Please cite this article as:
Miguel A. Chiurillo and Noelia Lander (2021). The long and winding road of reverse genetics in Trypanosoma cruzi. Microbial Cell 8(9): 203-207. doi: 10.15698/mic2021.09.758
© 2021 Chiurillo and Lander. This is an open-access article released under the terms of the Creative Commons Attribution (CC BY) license, which allows the unrestricted use, distribution, and reproduc-tion in any medium, provided the original author and source are acknowledged.
Abstract:
Trypanosomes are early divergent protists with distinctive features among eukaryotic cells. Together with Trypanosoma brucei and Leishmania spp., Trypanosoma cruzi has been one of the most studied members of the group.
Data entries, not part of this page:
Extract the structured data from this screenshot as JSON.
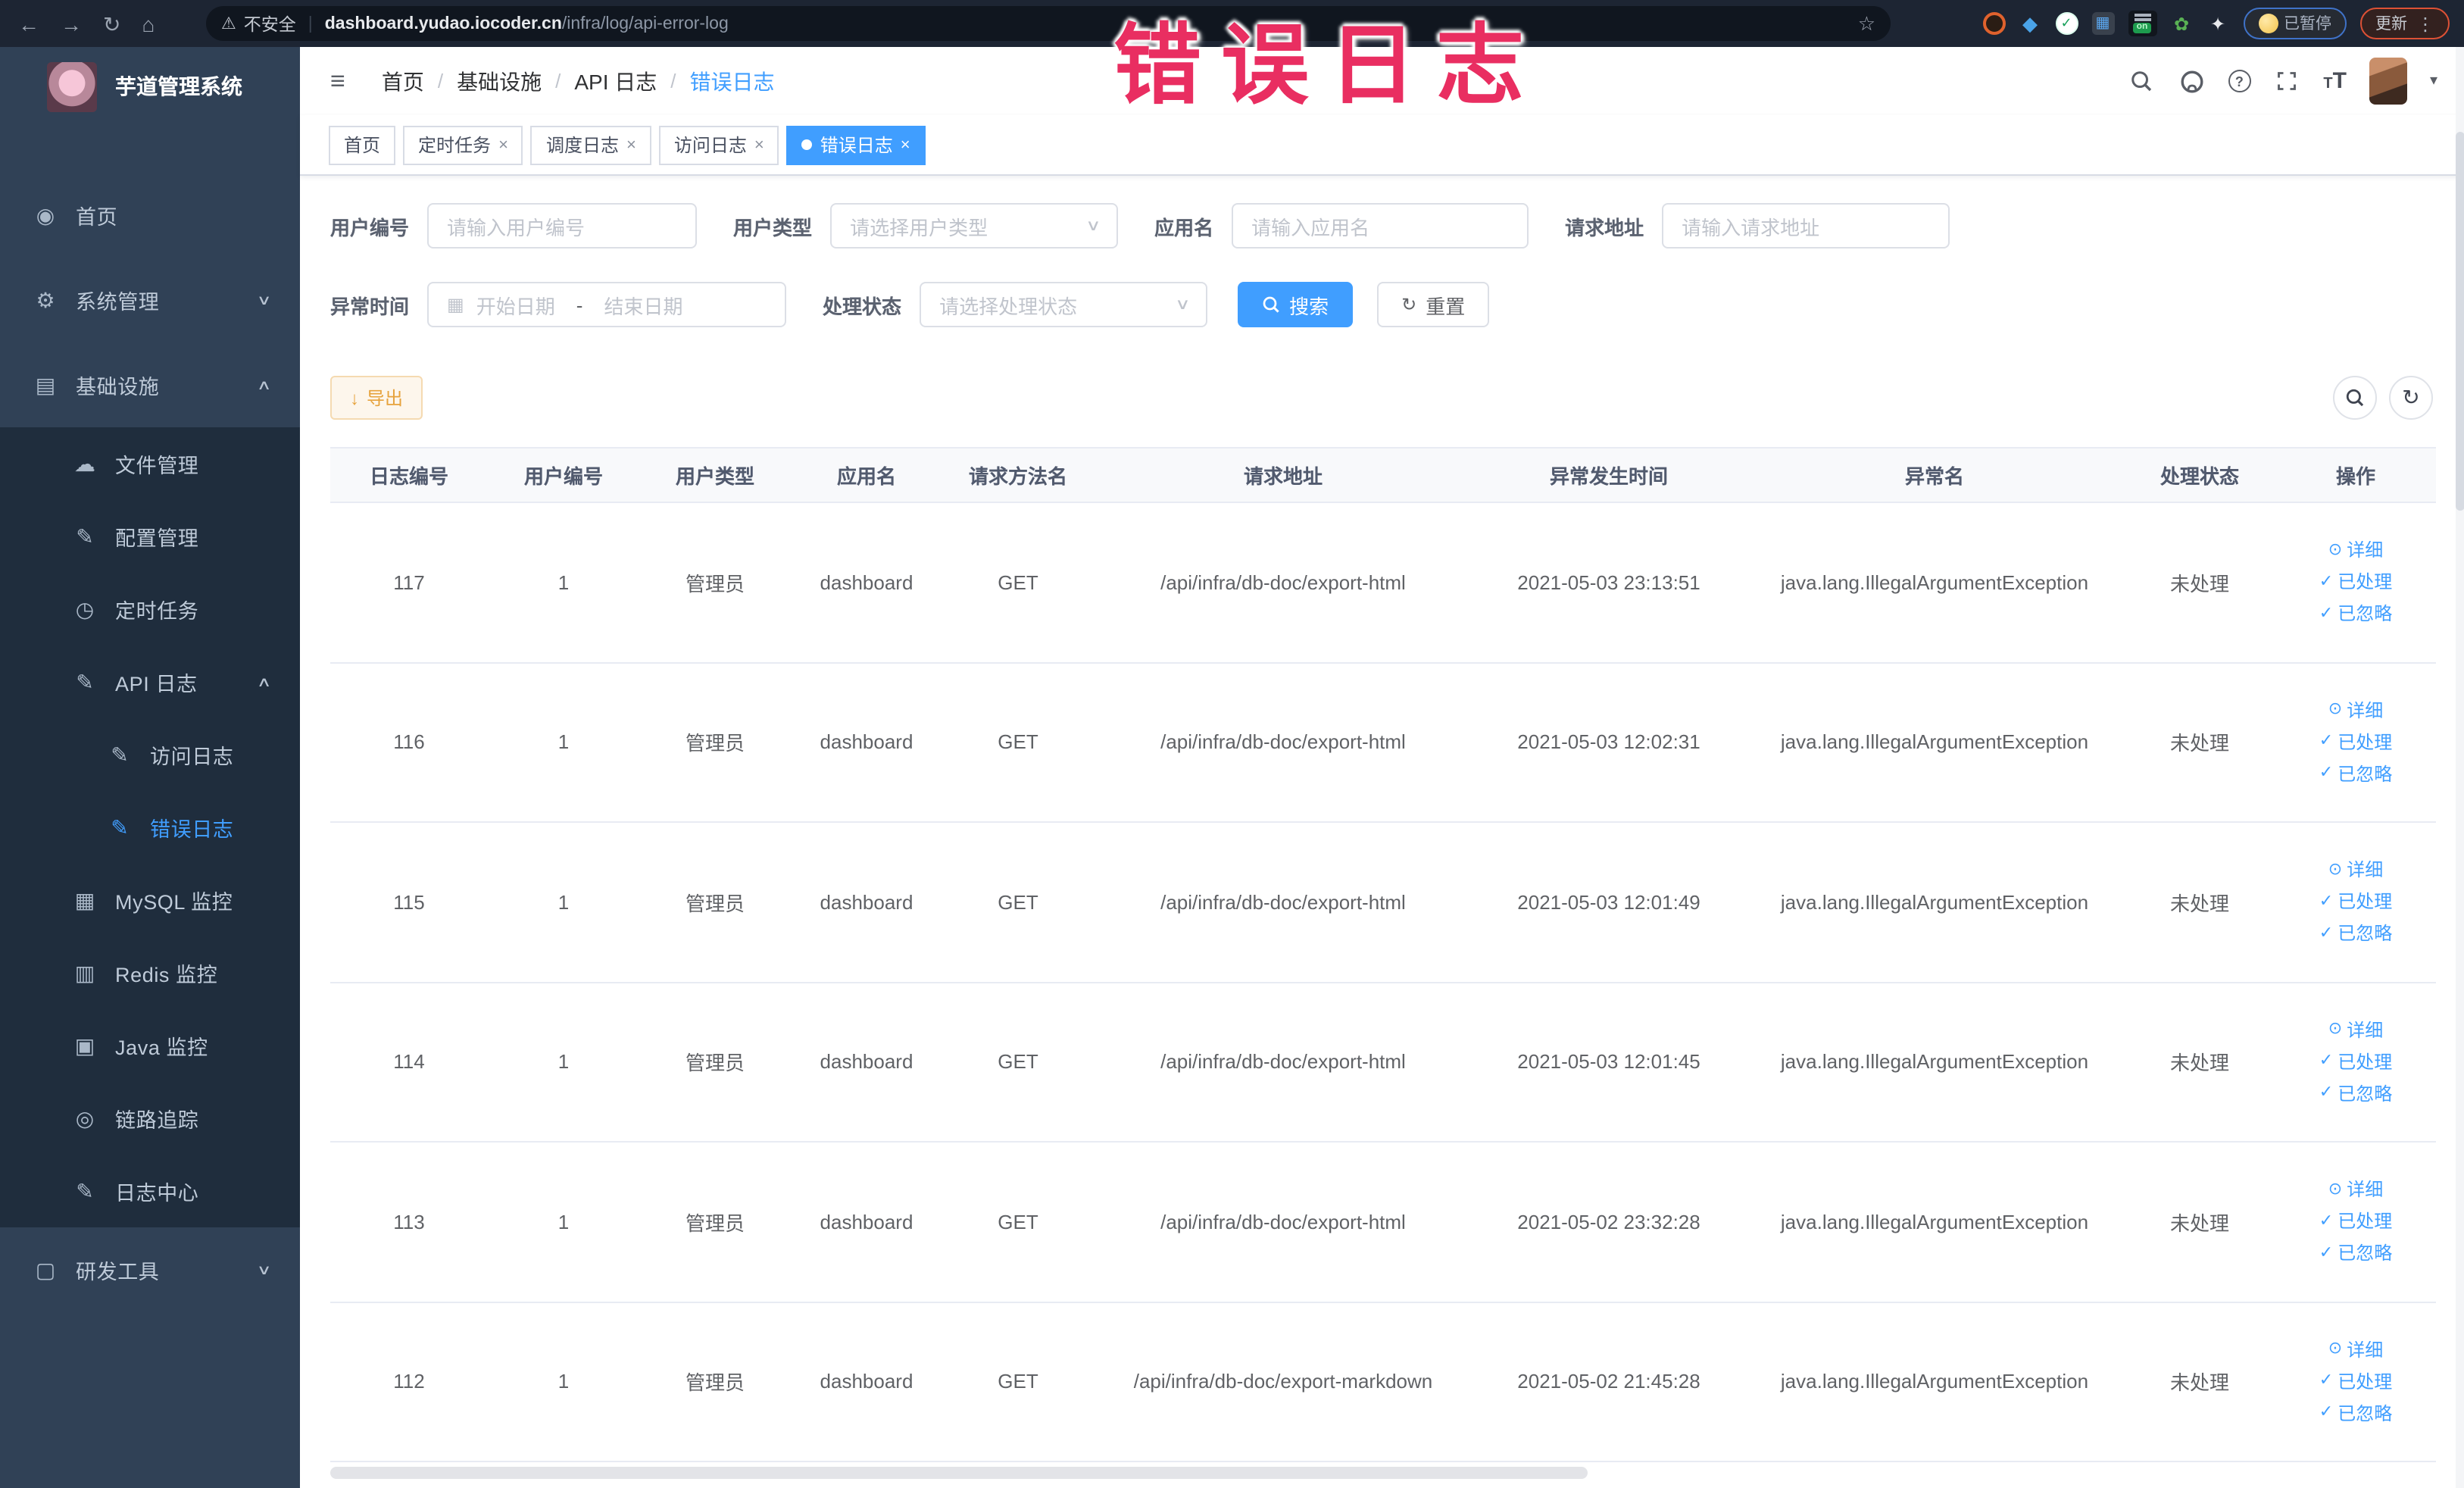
{
  "browser": {
    "security_label": "不安全",
    "url_host": "dashboard.yudao.iocoder.cn",
    "url_path": "/infra/log/api-error-log",
    "on_badge": "on",
    "paused_badge": "已暂停",
    "update_badge": "更新"
  },
  "annotation": {
    "text": "错误日志"
  },
  "sidebar": {
    "title": "芋道管理系统",
    "items": [
      {
        "id": "home",
        "label": "首页",
        "icon": "users",
        "level": "top"
      },
      {
        "id": "system-management",
        "label": "系统管理",
        "icon": "gear",
        "level": "top",
        "arrow": "down"
      },
      {
        "id": "infrastructure",
        "label": "基础设施",
        "icon": "monitor",
        "level": "top",
        "arrow": "up"
      },
      {
        "id": "file-management",
        "label": "文件管理",
        "icon": "cloud",
        "level": "sub"
      },
      {
        "id": "config-management",
        "label": "配置管理",
        "icon": "edit",
        "level": "sub"
      },
      {
        "id": "scheduled-tasks",
        "label": "定时任务",
        "icon": "timer",
        "level": "sub"
      },
      {
        "id": "api-log",
        "label": "API 日志",
        "icon": "edit",
        "level": "sub",
        "arrow": "up"
      },
      {
        "id": "access-log",
        "label": "访问日志",
        "icon": "edit",
        "level": "sub2"
      },
      {
        "id": "error-log",
        "label": "错误日志",
        "icon": "edit",
        "level": "sub2",
        "active": true
      },
      {
        "id": "mysql-monitor",
        "label": "MySQL 监控",
        "icon": "chart",
        "level": "sub"
      },
      {
        "id": "redis-monitor",
        "label": "Redis 监控",
        "icon": "stack",
        "level": "sub"
      },
      {
        "id": "java-monitor",
        "label": "Java 监控",
        "icon": "desktop",
        "level": "sub"
      },
      {
        "id": "link-tracing",
        "label": "链路追踪",
        "icon": "eye_outline",
        "level": "sub"
      },
      {
        "id": "log-center",
        "label": "日志中心",
        "icon": "edit",
        "level": "sub"
      },
      {
        "id": "dev-tools",
        "label": "研发工具",
        "icon": "briefcase",
        "level": "top",
        "arrow": "down"
      }
    ]
  },
  "navbar": {
    "breadcrumb": [
      "首页",
      "基础设施",
      "API 日志",
      "错误日志"
    ]
  },
  "tabs": [
    {
      "id": "home",
      "label": "首页",
      "closable": false,
      "active": false
    },
    {
      "id": "scheduled-tasks",
      "label": "定时任务",
      "closable": true,
      "active": false
    },
    {
      "id": "job-log",
      "label": "调度日志",
      "closable": true,
      "active": false
    },
    {
      "id": "access-log",
      "label": "访问日志",
      "closable": true,
      "active": false
    },
    {
      "id": "error-log",
      "label": "错误日志",
      "closable": true,
      "active": true
    }
  ],
  "filters": {
    "user_id": {
      "label": "用户编号",
      "placeholder": "请输入用户编号"
    },
    "user_type": {
      "label": "用户类型",
      "placeholder": "请选择用户类型"
    },
    "app_name": {
      "label": "应用名",
      "placeholder": "请输入应用名"
    },
    "request_url": {
      "label": "请求地址",
      "placeholder": "请输入请求地址"
    },
    "exception_time": {
      "label": "异常时间",
      "start_placeholder": "开始日期",
      "separator": "-",
      "end_placeholder": "结束日期"
    },
    "process_status": {
      "label": "处理状态",
      "placeholder": "请选择处理状态"
    },
    "search_label": "搜索",
    "reset_label": "重置"
  },
  "toolbar": {
    "export_label": "导出"
  },
  "table": {
    "columns": [
      "日志编号",
      "用户编号",
      "用户类型",
      "应用名",
      "请求方法名",
      "请求地址",
      "异常发生时间",
      "异常名",
      "处理状态",
      "操作"
    ],
    "row_actions": [
      "详细",
      "已处理",
      "已忽略"
    ],
    "rows": [
      {
        "id": "117",
        "user_id": "1",
        "user_type": "管理员",
        "app": "dashboard",
        "method": "GET",
        "url": "/api/infra/db-doc/export-html",
        "time": "2021-05-03 23:13:51",
        "exception": "java.lang.IllegalArgumentException",
        "status": "未处理"
      },
      {
        "id": "116",
        "user_id": "1",
        "user_type": "管理员",
        "app": "dashboard",
        "method": "GET",
        "url": "/api/infra/db-doc/export-html",
        "time": "2021-05-03 12:02:31",
        "exception": "java.lang.IllegalArgumentException",
        "status": "未处理"
      },
      {
        "id": "115",
        "user_id": "1",
        "user_type": "管理员",
        "app": "dashboard",
        "method": "GET",
        "url": "/api/infra/db-doc/export-html",
        "time": "2021-05-03 12:01:49",
        "exception": "java.lang.IllegalArgumentException",
        "status": "未处理"
      },
      {
        "id": "114",
        "user_id": "1",
        "user_type": "管理员",
        "app": "dashboard",
        "method": "GET",
        "url": "/api/infra/db-doc/export-html",
        "time": "2021-05-03 12:01:45",
        "exception": "java.lang.IllegalArgumentException",
        "status": "未处理"
      },
      {
        "id": "113",
        "user_id": "1",
        "user_type": "管理员",
        "app": "dashboard",
        "method": "GET",
        "url": "/api/infra/db-doc/export-html",
        "time": "2021-05-02 23:32:28",
        "exception": "java.lang.IllegalArgumentException",
        "status": "未处理"
      },
      {
        "id": "112",
        "user_id": "1",
        "user_type": "管理员",
        "app": "dashboard",
        "method": "GET",
        "url": "/api/infra/db-doc/export-markdown",
        "time": "2021-05-02 21:45:28",
        "exception": "java.lang.IllegalArgumentException",
        "status": "未处理"
      }
    ]
  },
  "accent_colors": {
    "primary": "#409eff",
    "sidebar_bg": "#304156",
    "submenu_bg": "#1f2d3d",
    "warning": "#e6a23c",
    "annotation": "#e92e61"
  },
  "icon_glyphs": {
    "back": "←",
    "forward": "→",
    "reload": "↻",
    "home": "⌂",
    "warning": "⚠",
    "star": "☆",
    "kebab": "⋮",
    "shield": "◆",
    "grid": "▦",
    "leaf": "✿",
    "puzzle": "✦",
    "greenv": "✓",
    "hamburger": "≡",
    "caret_down": "▾",
    "chevron_down": "∨",
    "chevron_up": "∧",
    "question": "?",
    "t_small": "T",
    "t_big": "T",
    "separator": "|",
    "users": "◉",
    "gear": "⚙",
    "monitor": "▤",
    "cloud": "☁",
    "edit": "✎",
    "timer": "◷",
    "chart": "▦",
    "stack": "▥",
    "desktop": "▣",
    "eye_outline": "◎",
    "briefcase": "▢",
    "calendar": "▦",
    "refresh": "↻",
    "download": "↓",
    "eye": "⊙",
    "check": "✓",
    "close": "×"
  }
}
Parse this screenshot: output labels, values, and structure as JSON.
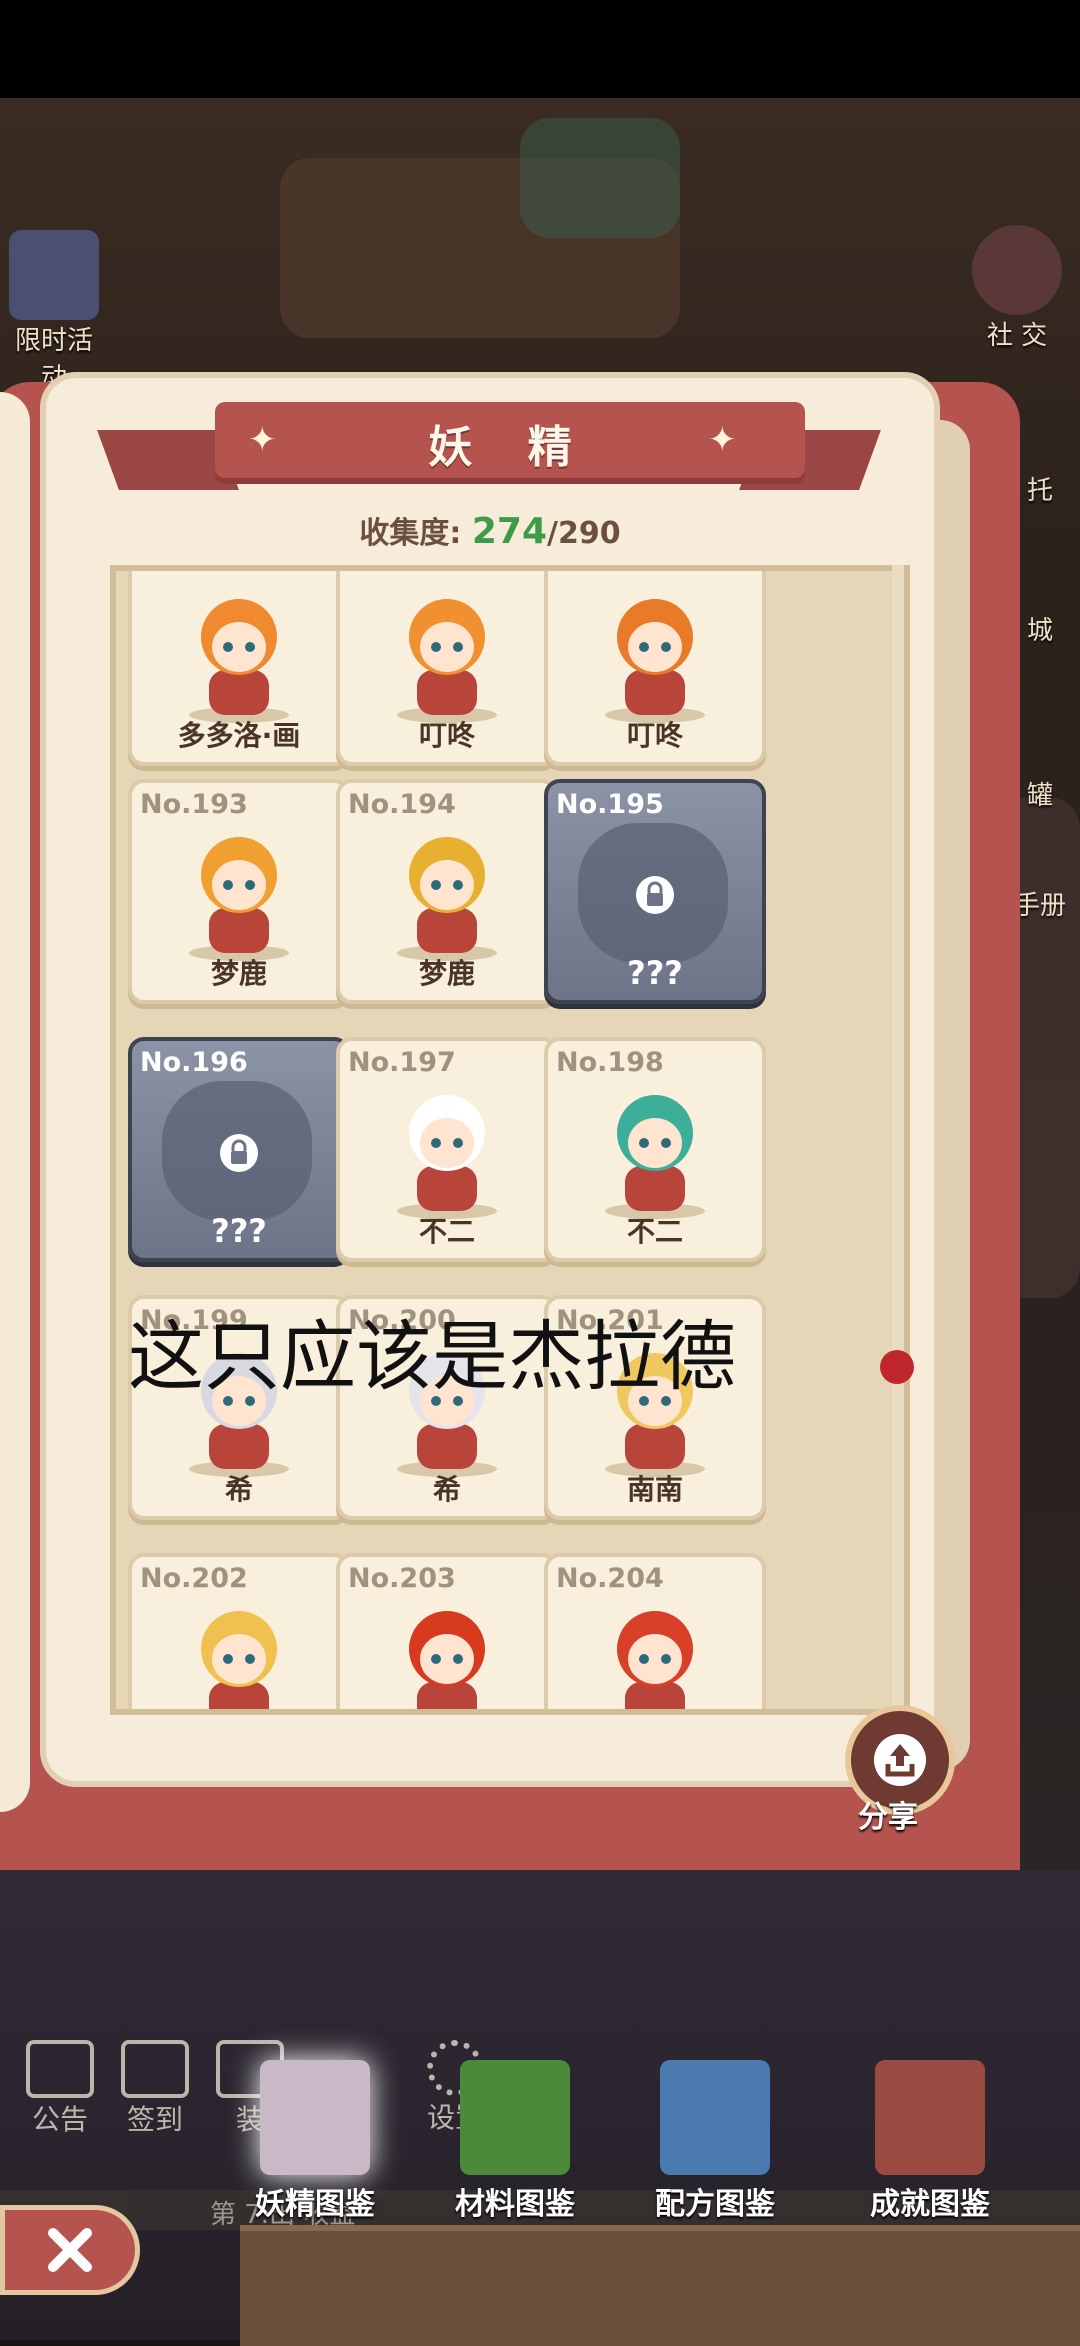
{
  "side_left": {
    "event_label": "限时活动"
  },
  "side_right": {
    "social_label": "社 交",
    "items": [
      "托",
      "城",
      "罐",
      "手册"
    ]
  },
  "book": {
    "title": "妖 精",
    "progress": {
      "label": "收集度:",
      "current": "274",
      "total": "/290"
    }
  },
  "cards": [
    {
      "num": "",
      "name": "多多洛·画",
      "locked": false,
      "hair": "#f08a30"
    },
    {
      "num": "",
      "name": "叮咚",
      "locked": false,
      "hair": "#f09030"
    },
    {
      "num": "",
      "name": "叮咚",
      "locked": false,
      "hair": "#e87a28"
    },
    {
      "num": "No.193",
      "name": "梦鹿",
      "locked": false,
      "hair": "#f0a030"
    },
    {
      "num": "No.194",
      "name": "梦鹿",
      "locked": false,
      "hair": "#e8b030"
    },
    {
      "num": "No.195",
      "name": "???",
      "locked": true,
      "hair": ""
    },
    {
      "num": "No.196",
      "name": "???",
      "locked": true,
      "hair": ""
    },
    {
      "num": "No.197",
      "name": "不二",
      "locked": false,
      "hair": "#ffffff"
    },
    {
      "num": "No.198",
      "name": "不二",
      "locked": false,
      "hair": "#3cae9a"
    },
    {
      "num": "No.199",
      "name": "希",
      "locked": false,
      "hair": "#d8d8e0"
    },
    {
      "num": "No.200",
      "name": "希",
      "locked": false,
      "hair": "#e4e4ea"
    },
    {
      "num": "No.201",
      "name": "南南",
      "locked": false,
      "hair": "#f0c860"
    },
    {
      "num": "No.202",
      "name": "",
      "locked": false,
      "hair": "#f0c050"
    },
    {
      "num": "No.203",
      "name": "",
      "locked": false,
      "hair": "#d83a20"
    },
    {
      "num": "No.204",
      "name": "",
      "locked": false,
      "hair": "#d84028"
    }
  ],
  "overlay": {
    "caption": "这只应该是杰拉德"
  },
  "share": {
    "label": "分享"
  },
  "bottom_icons": [
    "公告",
    "签到",
    "装",
    "设置"
  ],
  "status_strip": {
    "text": "第 7.出 收益"
  },
  "tabs": [
    {
      "label": "妖精图鉴",
      "color": "#c9b8c6",
      "active": true
    },
    {
      "label": "材料图鉴",
      "color": "#4a8a3a",
      "active": false
    },
    {
      "label": "配方图鉴",
      "color": "#4a7ab0",
      "active": false
    },
    {
      "label": "成就图鉴",
      "color": "#9a4a40",
      "active": false
    }
  ],
  "colors": {
    "accent": "#b5544e",
    "progress": "#3f9a4a"
  }
}
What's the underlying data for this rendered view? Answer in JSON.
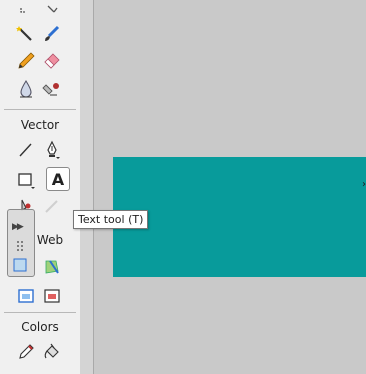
{
  "toolbar": {
    "sections": {
      "vector": "Vector",
      "web": "Web",
      "colors": "Colors"
    }
  },
  "tooltip": {
    "text": "Text tool (T)"
  },
  "canvas": {
    "shape_color": "#089b9b",
    "background": "#c9c9c9"
  },
  "icons": [
    "magic-wand-icon",
    "brush-icon",
    "pencil-icon",
    "eraser-icon",
    "blur-icon",
    "rubber-stamp-icon",
    "line-icon",
    "pen-icon",
    "rectangle-icon",
    "text-icon",
    "freeform-icon",
    "knife-icon",
    "expand-arrows-icon",
    "slice-icon",
    "hide-slices-icon",
    "show-slices-icon",
    "eyedropper-icon",
    "paint-bucket-icon"
  ]
}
This protozoan parasite is the causative agent of Chagas disease, a leading cause of heart disease in the Americas, for which there is no vaccine or satisfactory treatment available. Understanding T. cruzi biology is crucial to identify alternative targets for antiparasitic interventions. Genetic manipulation of T. cruzi has been historically challenging. However, the emergence of CRISPR/Cas9 technology has significantly improved the ability to generate genetically modified T. cruzi cell lines. Still, the system alone is not sufficient to answer all biologically relevant questions. In general, current genetic methods have limitations that should be overcome to advance in the study of this peculiar parasite. In this brief historic overview, we highlight the strengths and weaknesses of the molecular strategies that have been developed to genetically modify T. cruzi, emphasizing the future directions of the field.